In cases where there is extracutaneous involvement, systemic manifestations can appear suddenly or after years of cutaneous involvement. The gastrointestinal system is often involved, leading to symptoms such as abdominal pain, gastrointestinal bleeding, or perforation. Neurological symptoms can include numbness, tingling, seizures, or even strokes, depending on the areas of the central nervous system affected. Other organ systems, including cardiovascular, pulmonary, or even ocular systems, might be involved, so significant respiratory distress, changes in vision, or cardiac involvement might follow.

How to Diagnose Malignant Atrophic Papulosis?

Diagnosing malignant atrophic papulosis primarily depends on identifying the characteristic skin lesions during physical examination, followed by histopathological confirmation. Diagnosis is usually difficult, especially in the early stages, and systemic symptoms are not evident and can be nonspecific. As there is no serum marker or laboratory abnormality that is specifically associated with this illness, diagnosis is often delayed, and missed opportunities for early intervention are lost.

Organ-specific evaluations need to be performed in patients suspected of having extracutaneous involvement. For instance, gastrointestinal bleeding is investigated with fecal occult blood tests, endoscopy, and colonoscopy. Central nervous system involvement should be assessed with MRI.

What Is the Treatment for Malignant Atrophic Papulosis?

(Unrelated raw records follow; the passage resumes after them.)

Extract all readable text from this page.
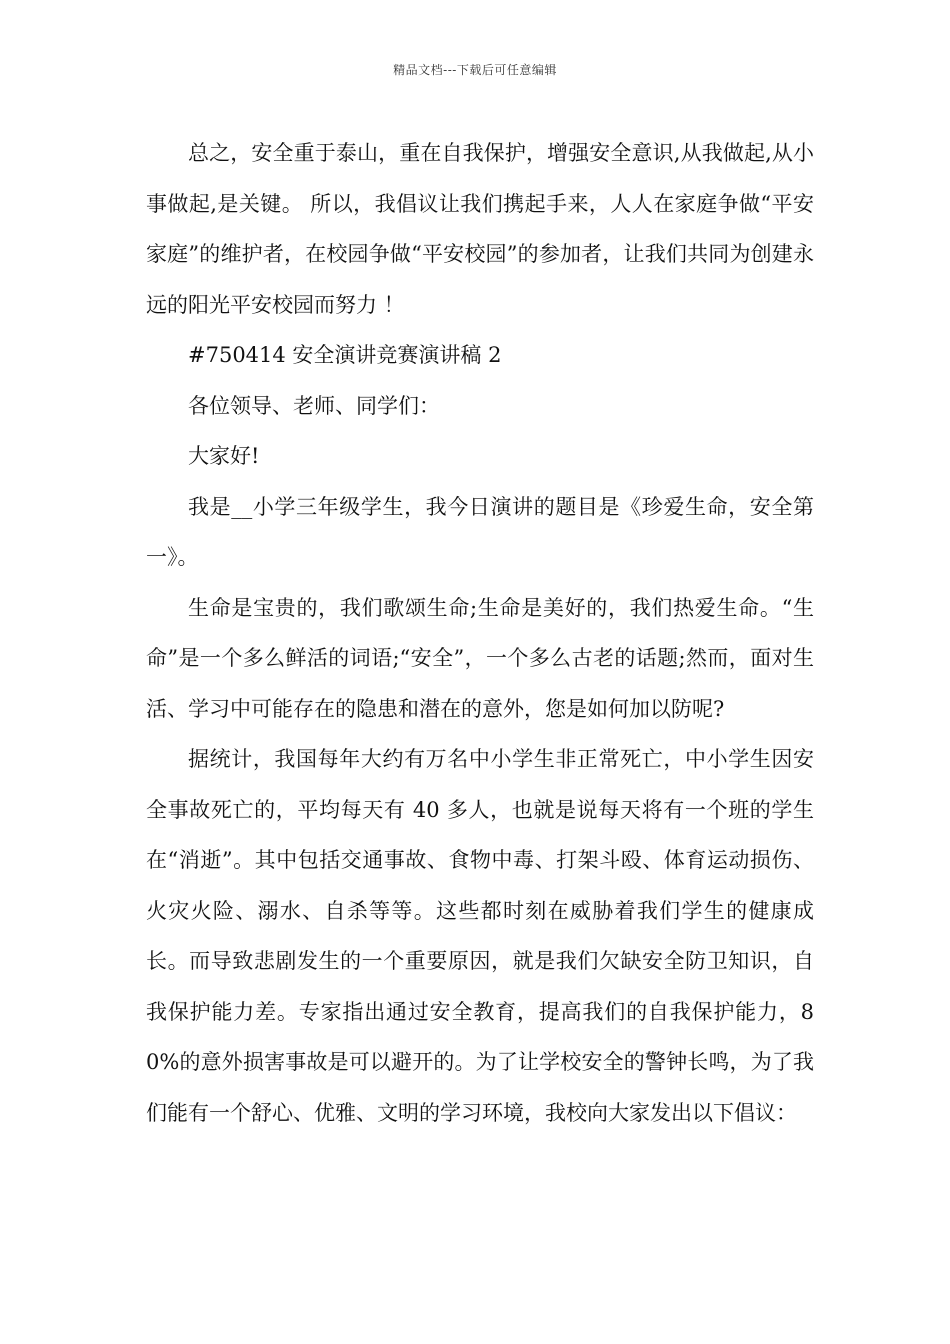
精品文档---下载后可任意编辑

总之，安全重于泰山，重在自我保护，增强安全意识,从我做起,从小事做起,是关键。 所以，我倡议让我们携起手来，人人在家庭争做“平安家庭”的维护者，在校园争做“平安校园”的参加者，让我们共同为创建永远的阳光平安校园而努力 ！

#750414 安全演讲竞赛演讲稿 2

各位领导、老师、同学们：

大家好!

我是__小学三年级学生，我今日演讲的题目是《珍爱生命，安全第一》。

生命是宝贵的，我们歌颂生命;生命是美好的，我们热爱生命。“生命”是一个多么鲜活的词语;“安全”，一个多么古老的话题;然而，面对生活、学习中可能存在的隐患和潜在的意外，您是如何加以防呢?

据统计，我国每年大约有万名中小学生非正常死亡，中小学生因安全事故死亡的，平均每天有 40 多人，也就是说每天将有一个班的学生在“消逝”。其中包括交通事故、食物中毒、打架斗殴、体育运动损伤、火灾火险、溺水、自杀等等。这些都时刻在威胁着我们学生的健康成长。而导致悲剧发生的一个重要原因，就是我们欠缺安全防卫知识，自我保护能力差。专家指出通过安全教育，提高我们的自我保护能力，80%的意外损害事故是可以避开的。为了让学校安全的警钟长鸣，为了我们能有一个舒心、优雅、文明的学习环境，我校向大家发出以下倡议：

Unfortunately, no definitive treatment exists for malignant atrophic papulosis. However, several medications and anticoagulants help to facilitate blood perfusion. Cutaneous lesions have been managed successfully using various anticoagulants like Dipyridamole, Pentoxifylline, and Aspirin. However, this treatment does not prevent systemic progression.

Eculizumab, one of the recent developments of complement inhibitors, has been promising in managing and effectively postponing severe cases, with mainly systemic involvement, by reducing intestinal lesions. However, this is an expensive therapy that may not be effective at times, delaying disease progression. Subcutaneous administration of Treprostinil has been tried in cases where Eculizumab has proven ineffective, especially in patients with cerebral or intestinal manifestations. Immunosuppressive therapies like Cyclosporin A, Azathioprine, and corticosteroids have largely been unsuccessful.

Frequent monitoring is required since the disease might be potentially life-threatening and could be quite severe. Follow-up should occur at intervals of one year, even more frequently in severe instances, aiming to observe the appearance of new organ involvement or progression of existing symptoms.

Which Diseases Are Similar to Malignant Atrophic Papulosis?

Some diseases have been reported that mimic the cutaneous and systemic appearance of malignant atrophic papulosis. They include:

• Lupus Erythematosus: A systemic autoimmune disorderoccurring in various organs.

• Dermatomyositis: It is a disease characterized by muscle weakness and characteristic skin rashes.

• Atrophic Blanche: It appears as white, stellate atrophic scars with peripheral telangiectasias due to livedoid vasculopathy.

Conclusion

It is a rare but serious cutaneous and systemic condition known as malignant atrophic papulosis. The systemic type is dangerous because close follow-up and symptomatic management are required. No cure has yet been found, but an understanding of the complementary pathway and new therapeutic agents provides some comfort for better management of this serious condition.